If you need to move the entire folder to a different location:

1. Move the complete folder to the new location
2. Run `SetEnv.bat` to reconfigure the environment paths
3. Continue using the application normally

## 🛠️ Troubleshooting

### Common Issues

**Environment not found after moving folder:**
- Solution: Run `SetEnv.bat` to reconfigure paths

**CUDA out of memory:**
- Lower the quantization (use NF4 for lower VRAM)
- Close other GPU-intensive applications

**Import errors:**
- Ensure all requirements are installed: run `InstallRequirements.bat`
- Check that CUDA is properly installed

### Manual Environment Reset

If you encounter issues, you can manually reset the environment:

1. Delete the `installer_files` folder
2. Run `GetConda.bat`
3. Run `SetEnv.bat`
4. Run `InstallRequirements.bat`

## 📝 License

This project is licensed under the Apache License 2.0 - the same license as the original JoyCaption project. See the [LICENSE](LICENSE) file for details.

## 🙏 Acknowledgments

- **Original JoyCaption**: Created by [fpgaminer](https://github.com/fpgaminer/joycaption) - A groundbreaking open-source VLM for image captioning
- **Built upon**: The gradio-app implementation from the original repository
- **Model Components**:
- Meta-Llama-3.1-8B language model
- Google SigLIP vision encoder (siglip-so400m-patch14-384)
- **Community**: Thanks to the AI/ML community for supporting open-source VLM development
- **Windows Optimization**: Independently developed for improved Windows compatibility

## 🤝 Contributing

Contributions are welcome!
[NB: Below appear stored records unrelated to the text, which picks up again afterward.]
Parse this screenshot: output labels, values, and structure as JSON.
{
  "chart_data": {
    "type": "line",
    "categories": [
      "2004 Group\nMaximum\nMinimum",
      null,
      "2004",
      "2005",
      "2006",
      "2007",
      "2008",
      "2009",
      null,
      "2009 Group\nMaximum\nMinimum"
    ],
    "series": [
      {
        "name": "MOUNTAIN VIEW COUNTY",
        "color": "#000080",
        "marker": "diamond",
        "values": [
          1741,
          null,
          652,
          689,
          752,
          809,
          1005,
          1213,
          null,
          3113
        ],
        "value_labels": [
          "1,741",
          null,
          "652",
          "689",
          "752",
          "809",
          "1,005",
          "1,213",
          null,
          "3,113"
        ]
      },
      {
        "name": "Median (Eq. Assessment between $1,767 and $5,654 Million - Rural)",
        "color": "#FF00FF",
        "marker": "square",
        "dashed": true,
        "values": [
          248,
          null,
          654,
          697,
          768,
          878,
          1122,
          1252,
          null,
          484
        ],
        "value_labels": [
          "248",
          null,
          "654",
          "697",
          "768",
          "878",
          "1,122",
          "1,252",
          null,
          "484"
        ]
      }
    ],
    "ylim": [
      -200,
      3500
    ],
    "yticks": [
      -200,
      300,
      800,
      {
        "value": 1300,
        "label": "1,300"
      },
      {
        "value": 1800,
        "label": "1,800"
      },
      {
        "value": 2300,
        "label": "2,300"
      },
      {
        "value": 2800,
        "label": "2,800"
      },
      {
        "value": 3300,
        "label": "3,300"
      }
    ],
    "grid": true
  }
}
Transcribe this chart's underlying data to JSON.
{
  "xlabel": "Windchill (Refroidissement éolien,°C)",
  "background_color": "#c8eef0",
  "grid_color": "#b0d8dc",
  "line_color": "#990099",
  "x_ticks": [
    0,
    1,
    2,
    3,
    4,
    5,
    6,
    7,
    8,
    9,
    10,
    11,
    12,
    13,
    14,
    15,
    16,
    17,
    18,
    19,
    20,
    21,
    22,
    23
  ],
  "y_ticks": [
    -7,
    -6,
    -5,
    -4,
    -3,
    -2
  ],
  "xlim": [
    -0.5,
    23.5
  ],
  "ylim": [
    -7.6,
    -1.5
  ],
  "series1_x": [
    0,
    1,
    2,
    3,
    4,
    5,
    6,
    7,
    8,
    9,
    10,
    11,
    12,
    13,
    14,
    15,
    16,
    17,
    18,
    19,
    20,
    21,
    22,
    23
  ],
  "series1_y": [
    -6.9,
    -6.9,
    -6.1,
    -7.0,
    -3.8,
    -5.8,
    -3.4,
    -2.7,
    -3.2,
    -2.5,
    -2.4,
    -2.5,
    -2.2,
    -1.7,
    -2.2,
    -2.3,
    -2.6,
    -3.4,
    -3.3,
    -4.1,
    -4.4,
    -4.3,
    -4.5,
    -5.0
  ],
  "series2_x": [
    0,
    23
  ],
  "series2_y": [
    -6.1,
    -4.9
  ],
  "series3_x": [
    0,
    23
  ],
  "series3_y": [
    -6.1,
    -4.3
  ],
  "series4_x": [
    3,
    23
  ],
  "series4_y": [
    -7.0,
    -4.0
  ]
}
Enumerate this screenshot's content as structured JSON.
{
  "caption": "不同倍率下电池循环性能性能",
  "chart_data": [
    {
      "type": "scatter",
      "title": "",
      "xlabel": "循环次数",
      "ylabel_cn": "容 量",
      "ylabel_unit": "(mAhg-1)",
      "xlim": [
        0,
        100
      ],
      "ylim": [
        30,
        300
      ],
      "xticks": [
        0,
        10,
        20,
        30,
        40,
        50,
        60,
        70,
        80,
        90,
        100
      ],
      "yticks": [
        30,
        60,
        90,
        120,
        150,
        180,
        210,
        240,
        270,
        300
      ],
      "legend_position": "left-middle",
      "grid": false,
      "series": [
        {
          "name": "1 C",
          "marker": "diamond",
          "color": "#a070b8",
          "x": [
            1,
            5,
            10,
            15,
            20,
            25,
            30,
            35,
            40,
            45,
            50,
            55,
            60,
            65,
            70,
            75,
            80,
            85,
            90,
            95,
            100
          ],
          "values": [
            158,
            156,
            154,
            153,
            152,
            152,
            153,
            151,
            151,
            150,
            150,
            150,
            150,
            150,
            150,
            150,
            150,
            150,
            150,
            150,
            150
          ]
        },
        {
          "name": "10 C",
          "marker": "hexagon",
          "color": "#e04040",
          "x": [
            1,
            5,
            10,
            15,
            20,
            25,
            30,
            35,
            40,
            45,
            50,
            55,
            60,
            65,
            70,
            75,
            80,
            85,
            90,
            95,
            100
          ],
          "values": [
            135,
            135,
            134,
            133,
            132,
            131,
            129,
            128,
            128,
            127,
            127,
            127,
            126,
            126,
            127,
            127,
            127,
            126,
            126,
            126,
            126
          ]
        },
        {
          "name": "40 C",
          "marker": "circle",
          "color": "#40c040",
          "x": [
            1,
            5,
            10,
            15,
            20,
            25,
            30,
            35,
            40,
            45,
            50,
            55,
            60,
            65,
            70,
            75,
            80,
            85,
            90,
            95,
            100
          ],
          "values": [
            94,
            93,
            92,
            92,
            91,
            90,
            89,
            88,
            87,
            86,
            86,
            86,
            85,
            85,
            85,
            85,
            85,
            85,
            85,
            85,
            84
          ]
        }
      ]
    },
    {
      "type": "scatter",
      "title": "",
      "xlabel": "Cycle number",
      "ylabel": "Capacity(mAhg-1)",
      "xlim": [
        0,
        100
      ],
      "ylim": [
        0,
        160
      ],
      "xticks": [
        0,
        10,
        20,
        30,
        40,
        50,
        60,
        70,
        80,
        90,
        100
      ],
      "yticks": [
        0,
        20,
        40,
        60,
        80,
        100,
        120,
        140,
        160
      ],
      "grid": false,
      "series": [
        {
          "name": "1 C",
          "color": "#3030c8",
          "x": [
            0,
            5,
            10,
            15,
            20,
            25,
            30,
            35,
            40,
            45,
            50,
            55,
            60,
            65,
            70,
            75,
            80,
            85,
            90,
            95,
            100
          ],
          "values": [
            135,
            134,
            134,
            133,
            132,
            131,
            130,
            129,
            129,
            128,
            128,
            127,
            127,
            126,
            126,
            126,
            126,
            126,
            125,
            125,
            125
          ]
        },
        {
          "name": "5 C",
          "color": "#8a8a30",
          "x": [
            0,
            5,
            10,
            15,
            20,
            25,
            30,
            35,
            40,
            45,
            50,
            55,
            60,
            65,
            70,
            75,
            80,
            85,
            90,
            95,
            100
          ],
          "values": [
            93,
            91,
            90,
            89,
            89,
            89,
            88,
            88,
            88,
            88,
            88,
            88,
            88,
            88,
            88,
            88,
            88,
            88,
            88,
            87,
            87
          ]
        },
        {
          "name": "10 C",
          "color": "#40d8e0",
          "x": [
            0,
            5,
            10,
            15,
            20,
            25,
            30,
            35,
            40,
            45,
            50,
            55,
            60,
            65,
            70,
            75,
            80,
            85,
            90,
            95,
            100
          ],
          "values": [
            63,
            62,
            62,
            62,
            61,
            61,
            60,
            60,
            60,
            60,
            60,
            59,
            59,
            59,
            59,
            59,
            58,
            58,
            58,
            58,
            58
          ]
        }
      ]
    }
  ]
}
Please feel free to submit a Pull Request. Areas where contributions would be particularly helpful:

- Performance optimizations
- Additional quantization options
- UI improvements
- Documentation enhancements

---

**Note**: This is an independent optimization of the original JoyCaption project, focused specifically on improving Windows compatibility and ease of installation.